Preclinical data about peri- and post-natal toxicity of etanercept and of effects of etanercept on fertility and general reproductive performance are not available. Developmental toxicity studies have been performed in rats and rabbits. The AUC-based systemic exposures of etanercept in rats and rabbits are 21- to 25-times higher than in humans at the usual human therapeutic dose of 50 mg weekly, and are approximately 10- to 13-times higher than in humans at the maximum recommended human dose of etanercept of 50 mg twice weekly (for psoriasis). No evidence of harm to the fetus in rats or rabbits or neonatal rats due to etanercept was observed. Animal reproduction studies are not always predictive of human response.

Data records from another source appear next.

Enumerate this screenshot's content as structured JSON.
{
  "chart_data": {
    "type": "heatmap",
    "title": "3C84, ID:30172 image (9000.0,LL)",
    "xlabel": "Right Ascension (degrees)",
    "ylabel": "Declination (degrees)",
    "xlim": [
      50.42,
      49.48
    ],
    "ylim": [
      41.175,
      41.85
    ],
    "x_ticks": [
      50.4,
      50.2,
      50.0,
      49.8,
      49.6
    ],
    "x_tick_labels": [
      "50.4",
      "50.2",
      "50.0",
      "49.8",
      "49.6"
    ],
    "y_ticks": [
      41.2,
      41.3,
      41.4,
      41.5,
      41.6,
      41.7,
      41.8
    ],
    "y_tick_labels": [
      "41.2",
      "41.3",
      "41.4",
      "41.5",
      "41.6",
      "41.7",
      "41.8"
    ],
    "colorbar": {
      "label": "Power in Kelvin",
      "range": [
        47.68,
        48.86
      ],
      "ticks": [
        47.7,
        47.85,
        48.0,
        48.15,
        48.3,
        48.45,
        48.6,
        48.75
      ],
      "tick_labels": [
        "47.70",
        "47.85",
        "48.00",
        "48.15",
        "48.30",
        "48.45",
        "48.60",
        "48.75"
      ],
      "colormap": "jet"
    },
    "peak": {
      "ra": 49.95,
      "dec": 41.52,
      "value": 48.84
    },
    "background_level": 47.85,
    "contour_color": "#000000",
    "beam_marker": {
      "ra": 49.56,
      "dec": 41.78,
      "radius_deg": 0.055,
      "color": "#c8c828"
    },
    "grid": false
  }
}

Enbrel crosses the placenta and has been detected in the serum of infants born to female patients treated with Enbrel during pregnancy. The clinical impact of this is unknown; however, infants may be at increased risk of infection. Administration of live vaccines to infants for 16 weeks after the mother's last dose of Enbrel is generally not recommended.
The safe use of Enbrel during lactation has not been established. Enbrel has been reported to be excreted in human milk following subcutaneous administration. In lactating rats, following subcutaneous administration etanercept was excreted in the milk and detected in the serum of the pups. Because immunoglobulins and many medicinal products can be excreted in human milk, a decision should be made whether to discontinue nursing or to discontinue Enbrel while nursing.